What’s it like on the inside?

Patheos atheist blogger Captain Cassidy wrote about what it was like growing up as a Pentecostal teenager during the “88 Reasons Why the Rapture Will Be in 1988” scare. On why this kind of thing is effective, she said that being on the inside flatters one’s ego. You know that you’ve got it figured out and the naysayers will get theirs soon enough, and then who’ll be laughing? Chillingly, she observed, “Fear lies at the heart of Christianity, not love.”

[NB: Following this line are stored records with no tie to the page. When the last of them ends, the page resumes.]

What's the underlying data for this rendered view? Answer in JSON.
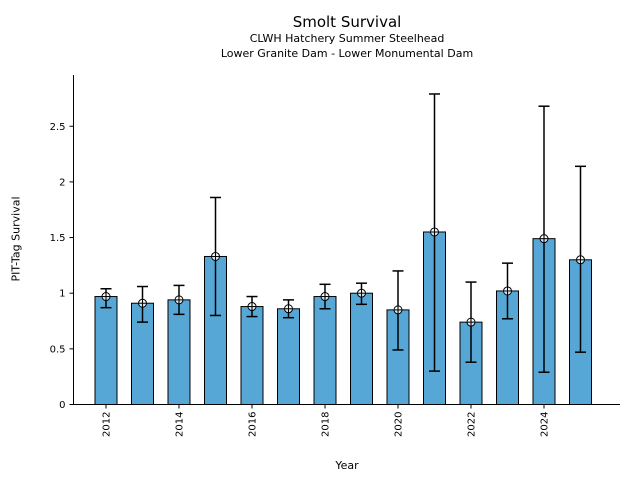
{
  "figure": {
    "title": "Smolt Survival",
    "subtitle_line1": "CLWH Hatchery Summer Steelhead",
    "subtitle_line2": "Lower Granite Dam - Lower Monumental Dam"
  },
  "chart_data": {
    "type": "bar",
    "title": "Smolt Survival",
    "subtitle": [
      "CLWH Hatchery Summer Steelhead",
      "Lower Granite Dam - Lower Monumental Dam"
    ],
    "xlabel": "Year",
    "ylabel": "PIT-Tag Survival",
    "categories": [
      "2012",
      "2013",
      "2014",
      "2015",
      "2016",
      "2017",
      "2018",
      "2019",
      "2020",
      "2021",
      "2022",
      "2023",
      "2024",
      "2025"
    ],
    "values": [
      0.97,
      0.91,
      0.94,
      1.33,
      0.88,
      0.86,
      0.97,
      1.0,
      0.85,
      1.55,
      0.74,
      1.02,
      1.49,
      1.3
    ],
    "error_low": [
      0.87,
      0.74,
      0.81,
      0.8,
      0.79,
      0.78,
      0.86,
      0.9,
      0.49,
      0.3,
      0.38,
      0.77,
      0.29,
      0.47
    ],
    "error_high": [
      1.04,
      1.06,
      1.07,
      1.86,
      0.97,
      0.94,
      1.08,
      1.09,
      1.2,
      2.79,
      1.1,
      1.27,
      2.68,
      2.14
    ],
    "ytick_labels": [
      "0",
      "0.5",
      "1",
      "1.5",
      "2",
      "2.5"
    ],
    "ytick_values": [
      0,
      0.5,
      1,
      1.5,
      2,
      2.5
    ],
    "xtick_labels": [
      "2012",
      "2014",
      "2016",
      "2018",
      "2020",
      "2022",
      "2024"
    ],
    "ylim": [
      0,
      2.96
    ],
    "grid": false,
    "legend": null,
    "marker": "circle-plus",
    "bar_fill_color": "#57A7D6",
    "bar_edge_color": "#000000",
    "error_bar_color": "#000000",
    "axis_color": "#000000"
  }
}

To remind us of how common end-of-the-world prophecies have been in history, I’ll wrap up with this much-mended “The End is nigh!” sign envisioned by Kyle Hepworth. The End has been predicted more often than you may know.

Christians who know that there’ve been
other Rapture scares in the past

look at new Rapture scares
like other folks look at lottery tickets:

sure, they’ve always failed to win in the past,
but this time might be the big payoff.
The problem is that their payoff
happens for the worst reasons

and at the expense of those who disagree with them.